Some 150 years ago, high on a Colorado mountain whose name has been lost to time, a pair of miners struck gold at exactly the same spot. Neither wished to lose out on his newfound wealth, so both pointed their asses—by which I mean donkeys—toward the claims office in the nearest town. Thus ensued a race so heroic, it soon became the stuff of legends. Or maybe myth. Anyway, this is the epic contest many credit with launching a thousand burros—or at least the 58 competing in Idaho Springs’ Tommyknockers Mining Days burro race this past summer, including my partner, Marsha. “She’s ornery,” Marsha’s owner, Jennifer Biltoft, cautioned me. “She’s dragged me down this course before.”

As a relative rookie to the burro-racing scene, I had to team up with an unfamiliar rental donkey for the annual race. But two-time world champ George Zack—like other experienced burro racers—arrived at the starting line with a long-term partner, Jack. And yes, it’s “partner,” not “ride.” You run alongside your donkey during the race, which is a nod to the competition’s legacy: The miners couldn’t ride their donkeys to the claims office because the burros were lugging essential mining gear, so neither can you. Also, each donkey carries a 33-pound load containing a pick, gold pan, and shovel—although animals shorter than 40 inches at the shoulder have no minimum load.

The 5.5-mile Idaho Springs race is the shortest of six stops on the Western Pack Burro Ass-ociation’s circuit. (The group’s motto? “Celebrating 67 Years of Hauling Ass.”) But with the 29-mile world championship in Fairplay looming a week later, burro racing’s best runners had traveled to Clear Creek County to prepare. As Marsha and I walked to the starting line, I let the spirit of the competition wash over me. “Nice ass,” I told my fellow competitors (including Justin Mock, the top U.S. finisher at the 2010 London Marathon).
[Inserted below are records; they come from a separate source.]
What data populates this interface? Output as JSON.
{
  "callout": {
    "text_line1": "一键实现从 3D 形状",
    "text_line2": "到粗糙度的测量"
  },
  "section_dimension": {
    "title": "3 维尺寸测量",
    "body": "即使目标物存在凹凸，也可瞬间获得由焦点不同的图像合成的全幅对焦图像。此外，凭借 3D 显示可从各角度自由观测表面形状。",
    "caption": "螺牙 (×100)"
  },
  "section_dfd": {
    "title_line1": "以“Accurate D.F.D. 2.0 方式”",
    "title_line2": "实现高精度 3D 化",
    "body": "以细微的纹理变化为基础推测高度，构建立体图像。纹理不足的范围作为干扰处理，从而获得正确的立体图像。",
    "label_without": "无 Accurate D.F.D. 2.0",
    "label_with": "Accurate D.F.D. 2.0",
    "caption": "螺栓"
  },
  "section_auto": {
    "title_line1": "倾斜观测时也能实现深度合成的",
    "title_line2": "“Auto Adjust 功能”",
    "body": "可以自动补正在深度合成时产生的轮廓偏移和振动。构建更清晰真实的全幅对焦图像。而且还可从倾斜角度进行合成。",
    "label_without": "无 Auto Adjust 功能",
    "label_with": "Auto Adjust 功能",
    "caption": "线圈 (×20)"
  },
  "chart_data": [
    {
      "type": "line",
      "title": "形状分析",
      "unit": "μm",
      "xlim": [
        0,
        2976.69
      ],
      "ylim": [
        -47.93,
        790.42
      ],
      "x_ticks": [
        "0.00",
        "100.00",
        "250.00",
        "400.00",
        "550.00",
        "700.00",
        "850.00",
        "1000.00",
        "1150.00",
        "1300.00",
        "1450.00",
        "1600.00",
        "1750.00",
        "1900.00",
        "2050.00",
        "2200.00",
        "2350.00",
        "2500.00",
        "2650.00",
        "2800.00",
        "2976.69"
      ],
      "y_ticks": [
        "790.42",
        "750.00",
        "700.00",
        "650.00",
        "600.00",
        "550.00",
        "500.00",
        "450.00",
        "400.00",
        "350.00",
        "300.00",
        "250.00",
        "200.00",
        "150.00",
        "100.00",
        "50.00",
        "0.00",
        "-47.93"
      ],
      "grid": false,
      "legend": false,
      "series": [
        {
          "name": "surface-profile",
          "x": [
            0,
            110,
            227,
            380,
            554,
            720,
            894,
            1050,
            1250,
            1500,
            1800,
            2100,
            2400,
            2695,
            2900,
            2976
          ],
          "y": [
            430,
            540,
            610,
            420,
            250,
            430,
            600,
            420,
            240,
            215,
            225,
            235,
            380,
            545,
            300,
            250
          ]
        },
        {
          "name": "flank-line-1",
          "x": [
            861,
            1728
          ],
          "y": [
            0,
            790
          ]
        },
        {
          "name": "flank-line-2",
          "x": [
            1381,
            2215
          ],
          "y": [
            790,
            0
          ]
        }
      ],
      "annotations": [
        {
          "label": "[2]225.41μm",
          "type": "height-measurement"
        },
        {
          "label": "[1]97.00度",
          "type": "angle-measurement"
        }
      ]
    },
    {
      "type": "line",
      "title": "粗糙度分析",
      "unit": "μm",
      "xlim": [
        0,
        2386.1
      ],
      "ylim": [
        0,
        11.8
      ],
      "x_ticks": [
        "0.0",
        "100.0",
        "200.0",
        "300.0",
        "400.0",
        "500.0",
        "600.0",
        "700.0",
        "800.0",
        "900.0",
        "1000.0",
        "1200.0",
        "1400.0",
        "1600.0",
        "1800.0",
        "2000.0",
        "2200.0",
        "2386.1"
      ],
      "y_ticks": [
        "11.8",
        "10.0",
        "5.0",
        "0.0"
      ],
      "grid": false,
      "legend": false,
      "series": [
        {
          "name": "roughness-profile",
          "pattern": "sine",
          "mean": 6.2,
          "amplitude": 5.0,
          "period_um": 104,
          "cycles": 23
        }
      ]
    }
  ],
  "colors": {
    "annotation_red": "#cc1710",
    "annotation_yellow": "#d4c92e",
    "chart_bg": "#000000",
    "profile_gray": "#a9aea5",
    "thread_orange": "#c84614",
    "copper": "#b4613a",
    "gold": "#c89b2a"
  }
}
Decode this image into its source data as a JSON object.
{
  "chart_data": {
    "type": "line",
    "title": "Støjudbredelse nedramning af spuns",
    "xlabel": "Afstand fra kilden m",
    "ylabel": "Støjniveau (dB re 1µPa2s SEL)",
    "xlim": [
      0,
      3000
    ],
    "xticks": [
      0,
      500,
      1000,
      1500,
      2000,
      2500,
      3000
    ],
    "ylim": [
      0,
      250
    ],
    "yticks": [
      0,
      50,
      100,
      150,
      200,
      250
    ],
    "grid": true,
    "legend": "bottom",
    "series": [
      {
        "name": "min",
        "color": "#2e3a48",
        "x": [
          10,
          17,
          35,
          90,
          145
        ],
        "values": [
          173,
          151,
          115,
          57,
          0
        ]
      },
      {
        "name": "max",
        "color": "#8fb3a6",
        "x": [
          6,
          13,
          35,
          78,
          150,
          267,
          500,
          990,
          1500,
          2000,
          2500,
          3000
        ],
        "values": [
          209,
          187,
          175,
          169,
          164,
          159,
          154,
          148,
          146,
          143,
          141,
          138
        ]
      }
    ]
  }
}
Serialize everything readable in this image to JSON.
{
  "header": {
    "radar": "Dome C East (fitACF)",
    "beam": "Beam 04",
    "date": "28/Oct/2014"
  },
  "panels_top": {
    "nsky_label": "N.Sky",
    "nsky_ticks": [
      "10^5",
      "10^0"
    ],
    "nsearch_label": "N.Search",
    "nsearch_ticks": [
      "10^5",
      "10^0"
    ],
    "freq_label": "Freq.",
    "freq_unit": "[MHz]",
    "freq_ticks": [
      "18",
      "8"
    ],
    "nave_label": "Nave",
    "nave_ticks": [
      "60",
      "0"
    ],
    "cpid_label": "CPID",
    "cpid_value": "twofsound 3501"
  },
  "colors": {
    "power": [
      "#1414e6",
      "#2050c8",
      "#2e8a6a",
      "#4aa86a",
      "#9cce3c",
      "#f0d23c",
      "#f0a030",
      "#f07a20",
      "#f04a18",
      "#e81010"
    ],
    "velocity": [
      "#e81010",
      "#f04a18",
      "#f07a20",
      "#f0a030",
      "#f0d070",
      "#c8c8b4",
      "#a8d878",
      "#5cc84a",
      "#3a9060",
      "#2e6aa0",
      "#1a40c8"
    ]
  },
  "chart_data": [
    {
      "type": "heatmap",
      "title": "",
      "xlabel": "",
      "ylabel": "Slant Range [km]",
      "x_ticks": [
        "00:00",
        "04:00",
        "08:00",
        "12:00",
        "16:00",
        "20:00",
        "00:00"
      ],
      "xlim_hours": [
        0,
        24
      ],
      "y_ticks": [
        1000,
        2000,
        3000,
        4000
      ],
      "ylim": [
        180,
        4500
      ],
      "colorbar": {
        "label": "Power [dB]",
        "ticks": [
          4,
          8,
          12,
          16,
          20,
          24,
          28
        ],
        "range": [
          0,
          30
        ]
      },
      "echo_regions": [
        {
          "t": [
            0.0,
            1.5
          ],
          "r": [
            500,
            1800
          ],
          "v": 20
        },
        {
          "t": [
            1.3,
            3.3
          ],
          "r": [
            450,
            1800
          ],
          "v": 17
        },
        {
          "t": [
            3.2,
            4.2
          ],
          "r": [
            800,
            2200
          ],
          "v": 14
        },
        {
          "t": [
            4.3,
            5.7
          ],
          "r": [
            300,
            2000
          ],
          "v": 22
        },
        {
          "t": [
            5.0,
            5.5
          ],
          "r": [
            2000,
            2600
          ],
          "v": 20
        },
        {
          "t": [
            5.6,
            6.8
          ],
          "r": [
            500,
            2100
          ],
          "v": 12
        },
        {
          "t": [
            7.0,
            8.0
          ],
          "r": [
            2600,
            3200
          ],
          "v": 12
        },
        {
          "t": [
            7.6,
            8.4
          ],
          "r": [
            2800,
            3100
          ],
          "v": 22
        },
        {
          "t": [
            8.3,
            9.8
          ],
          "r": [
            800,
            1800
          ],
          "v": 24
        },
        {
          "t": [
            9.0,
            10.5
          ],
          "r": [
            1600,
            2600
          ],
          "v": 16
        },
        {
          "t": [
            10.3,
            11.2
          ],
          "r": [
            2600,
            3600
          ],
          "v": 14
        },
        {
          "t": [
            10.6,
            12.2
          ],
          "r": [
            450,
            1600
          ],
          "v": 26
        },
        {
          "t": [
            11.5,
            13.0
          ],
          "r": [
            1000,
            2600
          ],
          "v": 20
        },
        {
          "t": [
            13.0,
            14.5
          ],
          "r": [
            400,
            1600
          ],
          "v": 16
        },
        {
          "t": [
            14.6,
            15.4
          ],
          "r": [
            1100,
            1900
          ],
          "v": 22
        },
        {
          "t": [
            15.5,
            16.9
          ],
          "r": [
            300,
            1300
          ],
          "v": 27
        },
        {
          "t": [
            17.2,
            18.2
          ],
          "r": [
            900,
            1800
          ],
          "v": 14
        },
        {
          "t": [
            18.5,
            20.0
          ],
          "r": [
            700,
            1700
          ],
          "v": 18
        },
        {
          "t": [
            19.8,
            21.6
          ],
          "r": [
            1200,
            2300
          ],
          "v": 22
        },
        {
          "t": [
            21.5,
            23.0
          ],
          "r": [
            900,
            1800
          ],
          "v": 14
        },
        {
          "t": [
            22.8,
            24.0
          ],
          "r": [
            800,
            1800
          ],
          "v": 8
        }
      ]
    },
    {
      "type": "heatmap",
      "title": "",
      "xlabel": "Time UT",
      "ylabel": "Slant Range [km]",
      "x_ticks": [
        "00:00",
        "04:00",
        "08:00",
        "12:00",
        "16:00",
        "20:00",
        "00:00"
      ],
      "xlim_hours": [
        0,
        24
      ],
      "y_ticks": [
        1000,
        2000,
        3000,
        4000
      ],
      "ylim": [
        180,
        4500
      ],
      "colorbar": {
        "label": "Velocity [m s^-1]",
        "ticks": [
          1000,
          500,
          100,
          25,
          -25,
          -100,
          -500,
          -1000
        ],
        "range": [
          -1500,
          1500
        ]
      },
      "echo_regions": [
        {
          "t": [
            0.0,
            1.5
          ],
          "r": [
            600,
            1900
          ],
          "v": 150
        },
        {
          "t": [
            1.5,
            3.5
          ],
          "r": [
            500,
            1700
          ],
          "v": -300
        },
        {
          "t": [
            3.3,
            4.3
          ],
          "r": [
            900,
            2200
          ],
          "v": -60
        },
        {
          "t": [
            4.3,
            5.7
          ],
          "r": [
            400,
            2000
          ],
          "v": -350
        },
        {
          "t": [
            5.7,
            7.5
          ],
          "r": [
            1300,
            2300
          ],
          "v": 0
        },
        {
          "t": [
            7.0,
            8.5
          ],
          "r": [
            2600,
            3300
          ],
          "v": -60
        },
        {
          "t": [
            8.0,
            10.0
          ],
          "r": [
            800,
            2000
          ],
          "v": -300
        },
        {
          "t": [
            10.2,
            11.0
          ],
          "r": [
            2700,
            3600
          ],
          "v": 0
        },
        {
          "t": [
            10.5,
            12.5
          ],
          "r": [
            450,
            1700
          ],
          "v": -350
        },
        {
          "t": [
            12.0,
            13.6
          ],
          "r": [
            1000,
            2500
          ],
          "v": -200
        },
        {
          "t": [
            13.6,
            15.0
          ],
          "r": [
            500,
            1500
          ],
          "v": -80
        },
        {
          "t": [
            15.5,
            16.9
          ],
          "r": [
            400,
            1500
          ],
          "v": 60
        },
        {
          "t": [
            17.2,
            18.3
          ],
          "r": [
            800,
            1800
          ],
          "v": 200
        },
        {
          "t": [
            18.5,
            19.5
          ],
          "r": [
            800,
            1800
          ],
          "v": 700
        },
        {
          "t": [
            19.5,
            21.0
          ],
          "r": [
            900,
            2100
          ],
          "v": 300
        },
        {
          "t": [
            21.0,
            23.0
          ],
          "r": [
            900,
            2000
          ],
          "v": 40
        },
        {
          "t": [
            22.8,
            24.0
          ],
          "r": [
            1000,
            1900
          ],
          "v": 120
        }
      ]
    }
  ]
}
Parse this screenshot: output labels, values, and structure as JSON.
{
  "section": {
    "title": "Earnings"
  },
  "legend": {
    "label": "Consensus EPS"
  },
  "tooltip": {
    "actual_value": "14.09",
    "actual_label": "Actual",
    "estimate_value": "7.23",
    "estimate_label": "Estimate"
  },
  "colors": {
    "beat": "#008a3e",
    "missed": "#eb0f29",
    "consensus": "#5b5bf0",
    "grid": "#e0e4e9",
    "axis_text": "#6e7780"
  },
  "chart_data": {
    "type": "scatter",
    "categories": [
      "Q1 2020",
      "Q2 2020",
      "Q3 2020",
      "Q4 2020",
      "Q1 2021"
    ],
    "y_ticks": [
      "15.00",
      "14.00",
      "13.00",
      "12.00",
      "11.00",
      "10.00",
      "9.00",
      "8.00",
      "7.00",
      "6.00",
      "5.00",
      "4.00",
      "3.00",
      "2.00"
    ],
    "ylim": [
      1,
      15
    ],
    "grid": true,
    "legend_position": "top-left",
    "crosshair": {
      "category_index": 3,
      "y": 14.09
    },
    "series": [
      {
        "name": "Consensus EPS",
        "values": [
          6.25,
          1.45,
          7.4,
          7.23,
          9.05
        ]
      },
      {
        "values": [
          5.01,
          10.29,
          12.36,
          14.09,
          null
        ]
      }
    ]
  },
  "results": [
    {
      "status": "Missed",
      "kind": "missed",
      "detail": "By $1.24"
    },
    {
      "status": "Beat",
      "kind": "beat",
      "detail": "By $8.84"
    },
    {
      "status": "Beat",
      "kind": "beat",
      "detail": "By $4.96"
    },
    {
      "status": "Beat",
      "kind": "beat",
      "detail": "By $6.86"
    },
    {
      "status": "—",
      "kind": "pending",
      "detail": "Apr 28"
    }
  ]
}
After a parade through town, the race began and our herd took off, hee-hawing into the hills. They might appear lazy and slow, but burros can hit 40 mph. Marsha never touched top speed; still, she was fast enough to serve as my tow truck, pulling me 800 feet to the high point of the course. We passed a few teams on the rocky descent toward the Argo Gold Mine and Mill. Back in town, on our way to the finish line at the Elks Lodge, we had another duo in sight—a triathlete and a burro named Scratch. I figured we were home free when Scratch detoured down an alley. Suddenly, though, Marsha stopped and, despite my tugging and pleading, refused to move until Scratch returned to the course.

Thanks to Marsha’s bout of obstinacy, we settled for 12th with a time of 50:51. Mock won the $450 top prize, but the following week, Zack and Jack exacted revenge by taking their third world title. The pair then went on to capture the coveted Triple Crown of burro racing by winning the WPBA’s Buena Vista and Leadville races, too. All together, Zack and Jack won more than $1,450 in prize money, or (if we want to get historical about it) just over an ounce of gold.

If you go…

Date: July 17
Time: Noon (burro weigh-in at 10:30 a.m.)
Cost to race: $35 to participate (free to watch)
Need a partner?: Rent a burro for $75 through the Laughing Valley Ranch.